Le même journal (21 décembre) en précise les modalités : « Dès que l’envoi des colis sera de nouveau autorisé, le magasin situé à côté de la mercerie Brunet sera ouvert tous les lundis. Le comité se chargera de la confection des colis, les familles pourront apporter les denrées et objets qu’elles désirent adresser à leur prisonnier. Pour compléter les colis, elles trouveront au magasin de la Croix-Rouge, à titre remboursable : biscuits de guerre, chocolat, conserves de viande, sardines, crème de gruyère, saucisson, sucre, savon, cigarettes ». Il ne nous est pas possible de vérifier si cette liste alimentaire était véritablement effective. On peut toutefois savoir, grâce à la lettre de Francis A., quels produits pouvaient être expédiés par sa famille et à quel point ils étaient attendus : « Je ne reçois pas vite vos colis pourtant nous n’avons pas trop à manger, deux soupes de un litre par jour très peu épaisse, 320 grammes de pain, il y en a à peu près gros comme le poing et 200 grammes de margarine par semaine. Dans vos colis vous pouvez mettre des haricots, farine, châtaignes, beurre, ce que vous pouvez trouver à manger, dans ce Kommando je peux le faire cuire, il y a du feu ». Dans toutes les communes on se préoccupe du sort des enfants du pays que le drame de la défaite retient prisonniers loin de leur famille.

À l'Hôtel de la Gare on pense aux prisonniers (archive privée)
À l’Hôtel de la Gare on pense aux prisonniers (archive privée)

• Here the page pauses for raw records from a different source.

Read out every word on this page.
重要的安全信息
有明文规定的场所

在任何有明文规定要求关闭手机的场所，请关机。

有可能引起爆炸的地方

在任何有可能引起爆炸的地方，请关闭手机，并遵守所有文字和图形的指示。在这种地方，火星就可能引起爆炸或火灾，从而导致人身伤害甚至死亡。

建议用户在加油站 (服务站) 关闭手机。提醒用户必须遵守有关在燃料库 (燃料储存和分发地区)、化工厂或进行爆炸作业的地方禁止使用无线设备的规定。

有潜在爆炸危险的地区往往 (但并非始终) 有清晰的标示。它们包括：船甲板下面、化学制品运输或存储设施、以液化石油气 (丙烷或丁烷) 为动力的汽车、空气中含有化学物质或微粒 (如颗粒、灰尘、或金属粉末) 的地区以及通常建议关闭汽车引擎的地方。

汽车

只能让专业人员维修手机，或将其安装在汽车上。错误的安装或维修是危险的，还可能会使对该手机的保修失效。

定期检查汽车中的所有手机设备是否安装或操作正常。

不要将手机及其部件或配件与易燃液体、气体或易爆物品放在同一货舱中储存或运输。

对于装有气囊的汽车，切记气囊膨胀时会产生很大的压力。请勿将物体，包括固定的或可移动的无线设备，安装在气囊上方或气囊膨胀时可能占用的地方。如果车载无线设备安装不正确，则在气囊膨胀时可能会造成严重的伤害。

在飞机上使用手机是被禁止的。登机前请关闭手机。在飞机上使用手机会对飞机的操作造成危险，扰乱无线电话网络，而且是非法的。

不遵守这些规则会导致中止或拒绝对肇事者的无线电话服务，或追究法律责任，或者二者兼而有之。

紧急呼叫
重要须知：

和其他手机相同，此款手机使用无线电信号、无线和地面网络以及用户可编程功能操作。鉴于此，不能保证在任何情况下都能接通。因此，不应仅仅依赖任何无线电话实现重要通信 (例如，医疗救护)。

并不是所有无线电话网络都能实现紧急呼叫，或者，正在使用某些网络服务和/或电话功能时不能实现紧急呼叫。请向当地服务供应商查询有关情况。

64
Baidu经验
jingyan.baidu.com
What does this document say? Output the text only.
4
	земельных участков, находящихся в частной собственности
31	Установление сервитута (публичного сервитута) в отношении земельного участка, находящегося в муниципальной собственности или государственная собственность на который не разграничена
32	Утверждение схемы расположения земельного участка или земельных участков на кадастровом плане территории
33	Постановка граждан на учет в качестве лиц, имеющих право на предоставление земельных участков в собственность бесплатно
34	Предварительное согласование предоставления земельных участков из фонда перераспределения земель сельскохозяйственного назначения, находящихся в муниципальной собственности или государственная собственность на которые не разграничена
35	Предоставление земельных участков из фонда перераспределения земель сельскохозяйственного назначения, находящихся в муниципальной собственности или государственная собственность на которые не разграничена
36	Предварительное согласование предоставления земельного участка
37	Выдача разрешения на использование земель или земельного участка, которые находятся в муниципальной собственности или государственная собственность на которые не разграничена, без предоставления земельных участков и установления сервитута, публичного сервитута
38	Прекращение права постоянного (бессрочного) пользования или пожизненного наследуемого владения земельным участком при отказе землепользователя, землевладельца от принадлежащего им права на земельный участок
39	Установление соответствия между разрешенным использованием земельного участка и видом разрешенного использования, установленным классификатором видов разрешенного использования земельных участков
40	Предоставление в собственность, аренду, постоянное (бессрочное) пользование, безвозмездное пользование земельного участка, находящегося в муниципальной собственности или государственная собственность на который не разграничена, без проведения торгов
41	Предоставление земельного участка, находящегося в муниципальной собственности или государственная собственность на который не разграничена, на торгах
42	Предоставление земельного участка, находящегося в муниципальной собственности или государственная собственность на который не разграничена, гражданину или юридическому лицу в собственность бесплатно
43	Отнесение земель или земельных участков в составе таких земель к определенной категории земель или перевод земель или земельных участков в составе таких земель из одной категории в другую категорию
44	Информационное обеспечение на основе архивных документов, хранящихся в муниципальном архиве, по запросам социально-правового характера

Dès 1941, il n’y a pas un mariage à Cessens, Albens, Saint-Germain, La Biolle, Chanaz, Saint-Ours et ailleurs qui ne s’accompagne d’une souscription, d’une collecte ou d’une quête au profit de l’œuvre des prisonniers de guerre. On lit même, en décembre de la même année, dans le Journal du Commerce qu’à l’occasion de leur 37ème anniversaire de mariage « les propriétaires de l’Hôtel de la Gare… ont voulu communiquer un peu de ce bonheur fugitif à nos chers prisonniers » en organisant une collecte à leur intention. Les sommes récoltées sont le plus souvent de l’ordre de quelques centaines de francs mais elles peuvent atteindre des niveaux plus élevés lorsqu’il s’agit de dons (de 500 à 1 000 francs). Elles sont reversées le plus souvent à la Légion française des combattants qui organise localement l’aide aux prisonniers avant la mise en place du comité de la Croix-Rouge. On relève parfois des initiatives individuelles comme à Saint-Germain le don fait par un négociant en bois ou encore à Saint-Girod, le geste d’un ancien combattant de 14/18 qui « à l’occasion de la perception de son premier coupon de retraite a remis en mairie 25 francs pour les prisonniers ».

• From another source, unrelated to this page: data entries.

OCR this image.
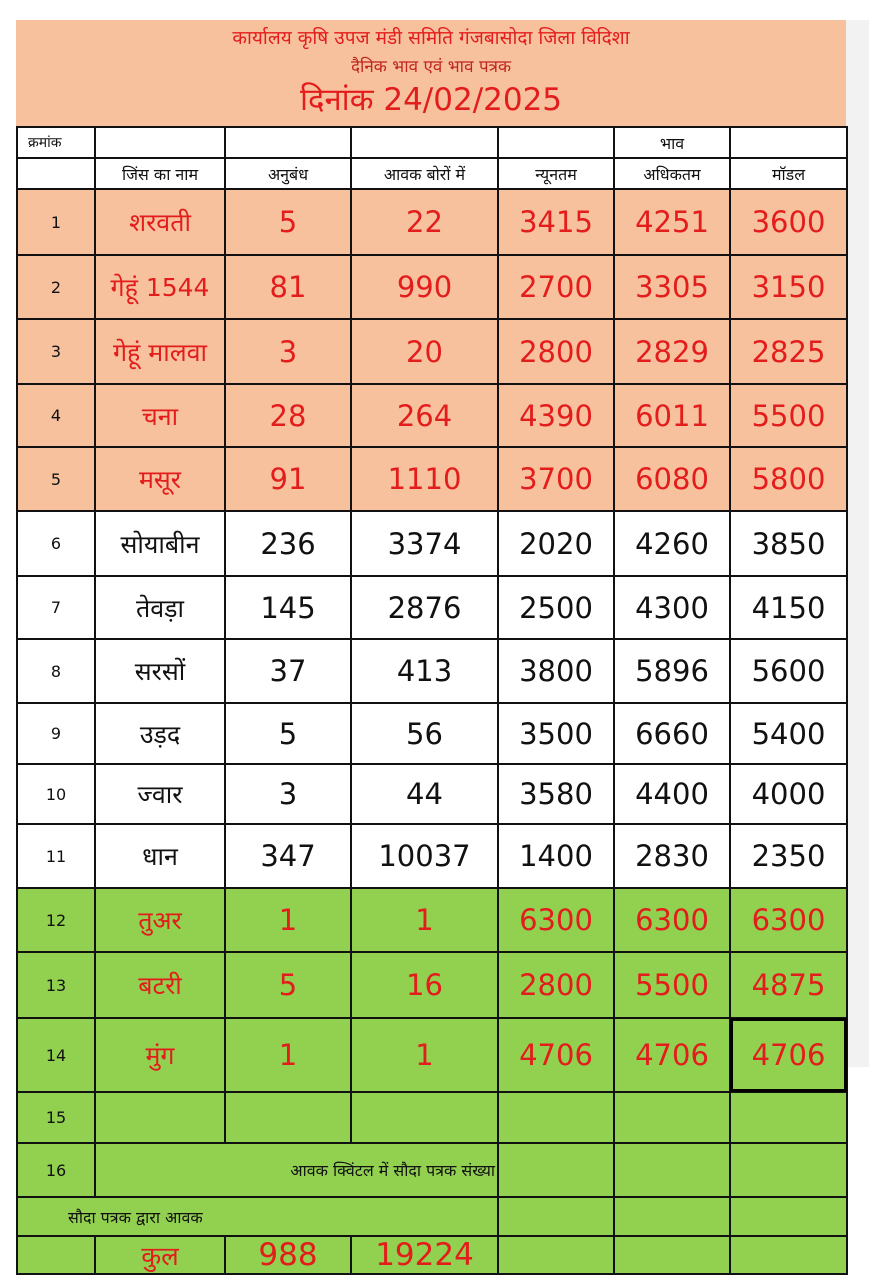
कार्यालय कृषि उपज मंडी समिति गंजबासोदा जिला विदिशा
दैनिक भाव एवं भाव पत्रक
दिनांक 24/02/2025
क्रमांक					भाव	
	जिंस का नाम	अनुबंध	आवक बोरों में	न्यूनतम	अधिकतम	मॉडल
1	शरवती	5	22	3415	4251	3600
2	गेहूं 1544	81	990	2700	3305	3150
3	गेहूं मालवा	3	20	2800	2829	2825
4	चना	28	264	4390	6011	5500
5	मसूर	91	1110	3700	6080	5800
6	सोयाबीन	236	3374	2020	4260	3850
7	तेवड़ा	145	2876	2500	4300	4150
8	सरसों	37	413	3800	5896	5600
9	उड़द	5	56	3500	6660	5400
10	ज्वार	3	44	3580	4400	4000
11	धान	347	10037	1400	2830	2350
12	तुअर	1	1	6300	6300	6300
13	बटरी	5	16	2800	5500	4875
14	मुंग	1	1	4706	4706	4706
15						
16	आवक क्विंटल में सौदा पत्रक संख्या					
सौदा पत्रक द्वारा आवक						
	कुल	988	19224			
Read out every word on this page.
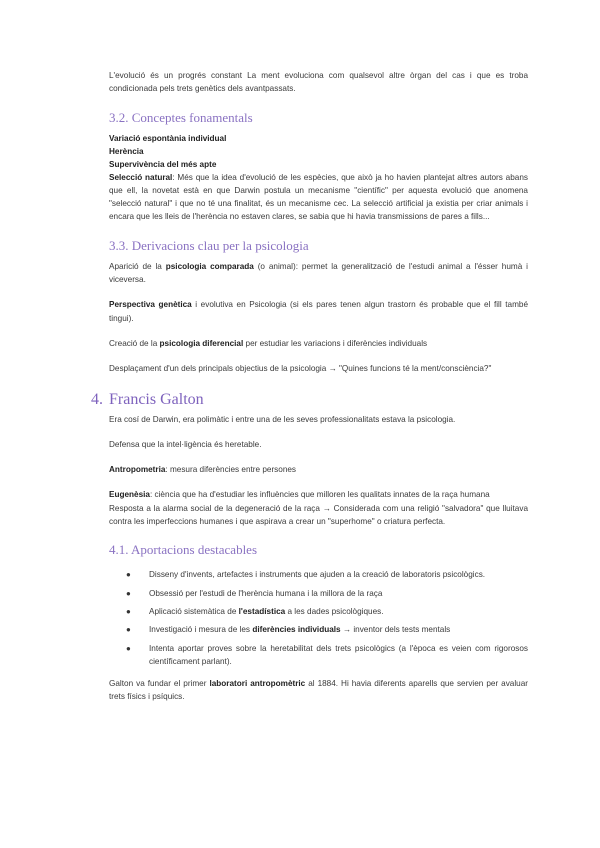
L'evolució és un progrés constant La ment evoluciona com qualsevol altre òrgan del cas i que es troba condicionada pels trets genètics dels avantpassats.

3.2. Conceptes fonamentals
Variació espontània individual
Herència
Supervivència del més apte

Selecció natural: Més que la idea d'evolució de les espècies, que això ja ho havien plantejat altres autors abans que ell, la novetat està en que Darwin postula un mecanisme "científic" per aquesta evolució que anomena "selecció natural" i que no té una finalitat, és un mecanisme cec. La selecció artificial ja existia per criar animals i encara que les lleis de l'herència no estaven clares, se sabia que hi havia transmissions de pares a fills...

3.3. Derivacions clau per la psicologia

Aparició de la psicologia comparada (o animal): permet la generalització de l'estudi animal a l'ésser humà i viceversa.

Perspectiva genètica i evolutiva en Psicologia (si els pares tenen algun trastorn és probable que el fill també tingui).

Creació de la psicologia diferencial per estudiar les variacions i diferències individuals

Desplaçament d'un dels principals objectius de la psicologia → "Quines funcions té la ment/consciència?"

4. Francis Galton

Era cosí de Darwin, era polimàtic i entre una de les seves professionalitats estava la psicologia.

Defensa que la intel·ligència és heretable.

Antropometria: mesura diferències entre persones

Eugenèsia: ciència que ha d'estudiar les influències que milloren les qualitats innates de la raça humana
Resposta a la alarma social de la degeneració de la raça → Considerada com una religió "salvadora" que lluitava contra les imperfeccions humanes i que aspirava a crear un "superhome" o criatura perfecta.

4.1. Aportacions destacables
● Disseny d'invents, artefactes i instruments que ajuden a la creació de laboratoris psicològics.
● Obsessió per l'estudi de l'herència humana i la millora de la raça
● Aplicació sistemàtica de l'estadística a les dades psicològiques.
● Investigació i mesura de les diferències individuals → inventor dels tests mentals
● Intenta aportar proves sobre la heretabilitat dels trets psicològics (a l'època es veien com rigorosos científicament parlant).

Galton va fundar el primer laboratori antropomètric al 1884. Hi havia diferents aparells que servien per avaluar trets físics i psíquics.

À partir des divers articles du Journal du Commerce, on prend conscience de la variété des acteurs de cet élan de solidarité. En juin 1942, ce sont les jeunes de la JAC et de la JACF qui organisent trois séances récréatives au Foyer Albanais (voir article sur le cinéma) dont la recette est destinée à la confection de colis pour les 28 prisonniers de guerre de la commune. Toujours au Foyer, c’est la Société Chorale d’Aix-les-Bains qui, suite à son gala de juin 1942, reverse les 800 francs de la soirée au profit des prisonniers. À Brison-Saint-Innocent, ce sont les boulistes qui s’organisent pour verser 50 francs aux familles de chacun des 9 prisonniers du village. Quant aux onze prisonniers de guerre de Saint-Germain, ils bénéficient de la générosité des anciens combattants. Les équipes de foot sont aussi de la partie en organisant des rencontres au profit des prisonniers. Ces actions de solidarité donnent parfois lieu à des situations étonnantes. C’est le cas pour les chasseurs de La Biolle qui, en novembre 1941 organisent une battue afin de vendre le gibier tué au profit des prisonniers. Hélas, ces jours là, point de gibier. La suite est relatée par le Journal du Commerce : « Les chasseurs de La Biolle ont jugé, à défaut de lièvres et de grives qu’ils pouvaient apporter tout de même une modeste contribution à cette œuvre. Une collecte faite parmi les disciples de St-Hubert de la commune rapporta 400 francs… ». Dans un autre article on mesure l’importance de la chasse et la valeur du gibier à propos de ce fait divers : « Un lièvre tué un jour où la chasse était interdite ayant été remis à la Société de chasse, celle-ci l’a mis aux enchères. Le lièvre a été adjugé 400 francs qui ont été reversés au profit de l’œuvre des Prisonniers de Guerre ».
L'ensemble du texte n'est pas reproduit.